Metode lain yang bisa dilakukan adalah aktivitas fisik: Kenali tanda-tanda ketika anak akan mengalami tantrum, dan segera ajak ke tempat bermain untuk melempar sesuatu ke arah target tertentu, berlari mengelilingi tempat tersebut, atau bahkan menari mengikuti irama lagu.
Rendra mewanti-wanti agar orangtua tidak memarahi anak yang sedang tantrum, karena ia akan membalas dengan berteriak dan membuat tantrumnya semakin tidak terkendali.

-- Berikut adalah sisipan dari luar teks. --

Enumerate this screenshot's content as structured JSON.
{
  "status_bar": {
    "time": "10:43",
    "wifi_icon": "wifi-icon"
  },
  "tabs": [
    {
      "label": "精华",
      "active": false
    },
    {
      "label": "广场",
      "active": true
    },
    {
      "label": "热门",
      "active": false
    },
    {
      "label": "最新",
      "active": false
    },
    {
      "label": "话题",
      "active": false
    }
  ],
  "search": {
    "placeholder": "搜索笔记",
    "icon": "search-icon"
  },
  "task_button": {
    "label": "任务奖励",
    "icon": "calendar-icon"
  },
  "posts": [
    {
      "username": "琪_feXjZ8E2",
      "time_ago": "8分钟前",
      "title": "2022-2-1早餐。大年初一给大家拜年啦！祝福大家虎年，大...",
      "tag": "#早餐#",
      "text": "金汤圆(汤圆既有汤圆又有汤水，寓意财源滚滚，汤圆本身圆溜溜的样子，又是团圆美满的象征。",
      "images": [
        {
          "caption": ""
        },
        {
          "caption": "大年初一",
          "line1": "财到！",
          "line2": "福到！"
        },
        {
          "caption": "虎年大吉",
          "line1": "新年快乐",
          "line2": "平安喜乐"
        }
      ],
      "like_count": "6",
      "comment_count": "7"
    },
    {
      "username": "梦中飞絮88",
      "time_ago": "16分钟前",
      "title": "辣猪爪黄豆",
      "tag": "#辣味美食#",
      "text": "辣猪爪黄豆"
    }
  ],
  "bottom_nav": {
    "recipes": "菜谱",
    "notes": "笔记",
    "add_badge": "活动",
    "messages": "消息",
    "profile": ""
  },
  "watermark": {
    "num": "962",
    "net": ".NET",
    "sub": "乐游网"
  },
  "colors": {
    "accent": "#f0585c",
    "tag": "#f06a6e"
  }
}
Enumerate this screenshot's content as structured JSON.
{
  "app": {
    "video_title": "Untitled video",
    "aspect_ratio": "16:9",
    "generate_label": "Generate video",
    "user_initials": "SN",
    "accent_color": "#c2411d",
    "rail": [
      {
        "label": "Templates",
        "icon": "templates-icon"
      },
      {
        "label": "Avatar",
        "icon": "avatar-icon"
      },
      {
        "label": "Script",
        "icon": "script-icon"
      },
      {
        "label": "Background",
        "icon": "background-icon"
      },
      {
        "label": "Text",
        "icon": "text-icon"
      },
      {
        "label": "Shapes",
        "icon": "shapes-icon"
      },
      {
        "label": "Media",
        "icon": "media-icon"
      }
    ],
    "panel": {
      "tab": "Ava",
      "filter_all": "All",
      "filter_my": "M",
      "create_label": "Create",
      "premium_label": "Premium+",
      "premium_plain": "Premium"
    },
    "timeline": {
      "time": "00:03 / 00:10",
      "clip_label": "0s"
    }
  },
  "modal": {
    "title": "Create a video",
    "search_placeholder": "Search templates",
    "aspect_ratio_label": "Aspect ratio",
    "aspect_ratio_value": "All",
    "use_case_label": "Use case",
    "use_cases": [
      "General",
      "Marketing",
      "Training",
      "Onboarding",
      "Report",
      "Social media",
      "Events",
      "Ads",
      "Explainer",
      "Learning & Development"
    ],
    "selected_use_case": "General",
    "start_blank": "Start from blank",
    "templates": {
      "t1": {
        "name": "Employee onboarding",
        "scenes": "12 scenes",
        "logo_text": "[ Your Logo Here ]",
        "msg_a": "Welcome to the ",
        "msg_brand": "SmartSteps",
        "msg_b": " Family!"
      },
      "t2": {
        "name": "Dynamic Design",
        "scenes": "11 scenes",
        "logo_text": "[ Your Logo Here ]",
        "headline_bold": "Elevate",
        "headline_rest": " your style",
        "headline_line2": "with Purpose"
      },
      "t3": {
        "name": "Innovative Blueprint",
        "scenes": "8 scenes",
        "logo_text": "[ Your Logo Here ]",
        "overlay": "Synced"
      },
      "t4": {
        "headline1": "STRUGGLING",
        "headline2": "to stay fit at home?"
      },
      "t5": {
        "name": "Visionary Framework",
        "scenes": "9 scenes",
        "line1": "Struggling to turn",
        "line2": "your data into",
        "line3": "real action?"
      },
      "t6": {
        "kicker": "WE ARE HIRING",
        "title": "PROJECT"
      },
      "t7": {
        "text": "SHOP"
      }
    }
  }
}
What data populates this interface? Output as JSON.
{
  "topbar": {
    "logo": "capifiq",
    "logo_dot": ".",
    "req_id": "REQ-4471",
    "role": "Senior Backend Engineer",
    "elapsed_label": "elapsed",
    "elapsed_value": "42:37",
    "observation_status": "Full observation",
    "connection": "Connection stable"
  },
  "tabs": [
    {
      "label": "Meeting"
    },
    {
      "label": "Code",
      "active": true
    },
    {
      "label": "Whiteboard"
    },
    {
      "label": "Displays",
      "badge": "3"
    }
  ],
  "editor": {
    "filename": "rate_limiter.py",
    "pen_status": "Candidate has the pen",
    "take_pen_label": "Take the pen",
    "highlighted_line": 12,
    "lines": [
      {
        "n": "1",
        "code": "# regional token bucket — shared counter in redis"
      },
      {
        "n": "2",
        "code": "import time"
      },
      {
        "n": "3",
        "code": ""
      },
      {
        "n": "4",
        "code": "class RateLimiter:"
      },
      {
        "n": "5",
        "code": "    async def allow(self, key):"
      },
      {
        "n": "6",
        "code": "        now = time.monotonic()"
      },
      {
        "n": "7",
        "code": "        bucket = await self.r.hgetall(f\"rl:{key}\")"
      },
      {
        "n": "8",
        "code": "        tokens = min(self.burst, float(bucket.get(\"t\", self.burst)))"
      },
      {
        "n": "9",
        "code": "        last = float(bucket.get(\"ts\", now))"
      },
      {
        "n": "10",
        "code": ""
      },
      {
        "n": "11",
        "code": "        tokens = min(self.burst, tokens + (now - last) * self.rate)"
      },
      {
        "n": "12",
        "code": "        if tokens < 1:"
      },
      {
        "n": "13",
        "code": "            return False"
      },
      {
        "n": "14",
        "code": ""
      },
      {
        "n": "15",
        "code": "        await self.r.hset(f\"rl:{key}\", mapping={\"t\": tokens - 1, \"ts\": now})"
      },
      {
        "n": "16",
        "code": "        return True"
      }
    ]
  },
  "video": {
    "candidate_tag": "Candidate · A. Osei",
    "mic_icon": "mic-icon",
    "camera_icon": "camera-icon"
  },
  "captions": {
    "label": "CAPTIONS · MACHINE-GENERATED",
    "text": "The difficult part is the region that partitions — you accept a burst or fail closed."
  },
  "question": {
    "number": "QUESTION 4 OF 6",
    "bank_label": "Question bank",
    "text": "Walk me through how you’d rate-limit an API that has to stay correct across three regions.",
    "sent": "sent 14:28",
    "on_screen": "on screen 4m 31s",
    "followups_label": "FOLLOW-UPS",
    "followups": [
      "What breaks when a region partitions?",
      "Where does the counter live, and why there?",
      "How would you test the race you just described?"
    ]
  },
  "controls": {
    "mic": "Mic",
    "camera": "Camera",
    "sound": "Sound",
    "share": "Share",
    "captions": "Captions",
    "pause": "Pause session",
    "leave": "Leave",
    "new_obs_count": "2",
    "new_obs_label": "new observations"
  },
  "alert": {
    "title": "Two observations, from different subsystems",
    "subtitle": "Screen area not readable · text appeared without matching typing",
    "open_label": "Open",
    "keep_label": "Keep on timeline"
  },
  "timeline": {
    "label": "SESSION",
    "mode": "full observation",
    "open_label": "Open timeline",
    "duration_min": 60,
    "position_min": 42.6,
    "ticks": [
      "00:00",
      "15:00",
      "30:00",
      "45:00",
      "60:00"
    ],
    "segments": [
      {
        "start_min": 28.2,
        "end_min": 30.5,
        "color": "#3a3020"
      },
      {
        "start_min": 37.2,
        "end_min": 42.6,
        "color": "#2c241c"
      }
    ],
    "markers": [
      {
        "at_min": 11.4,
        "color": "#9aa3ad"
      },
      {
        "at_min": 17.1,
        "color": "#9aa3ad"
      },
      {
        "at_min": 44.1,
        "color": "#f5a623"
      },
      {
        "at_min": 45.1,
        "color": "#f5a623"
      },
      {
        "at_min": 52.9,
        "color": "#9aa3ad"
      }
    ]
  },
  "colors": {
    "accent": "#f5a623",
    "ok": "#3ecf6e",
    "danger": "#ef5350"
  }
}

Jangan pula memukul atau memberi hukuman fisik lain, sebab ini akan membuat anak tidak memahami fungsi atau pentingnya arti emosi marah yang dirasakan.
"Ketika tantrum mereda, ajak anak berdiskusi dan bernegosiasi. Selain untuk memperoleh keputusan bersama, anak belajar metode penyelesaian masalah yang lebih adaptif," tutur Rendra. Untuk tantrum yang sudah dikategorikan bermasalah, dapat menggunakan metode modifikasi perilaku.
Adanya ekspresi menyesal atau sayang dari anak kepada orangtua pasca-tantrum merupakan indikasi bahwa anak sudah mulai memahami bahwa perilakunya tidak sejalan dengan ekspektasi orangtua. Anak akan memahami hal tersebut bila orangtua secara konsisten mengajaknya berdialog pasca-tantrum dan menghargai emosi yang dirasakan oleh anak.
Seiring bertambahnya usia, kata Rendra, tantrum akan berkurang karena anak kian mampu mengekspresikan emosinya secara verbal. Tentu, adalah tugas orangtua untuk memberikan teladan yang baik pada anak dalam mengekspresikan emosi marah, agar anak pun tumbuh menjadi individu dengan kecerdasan emosi yang baik.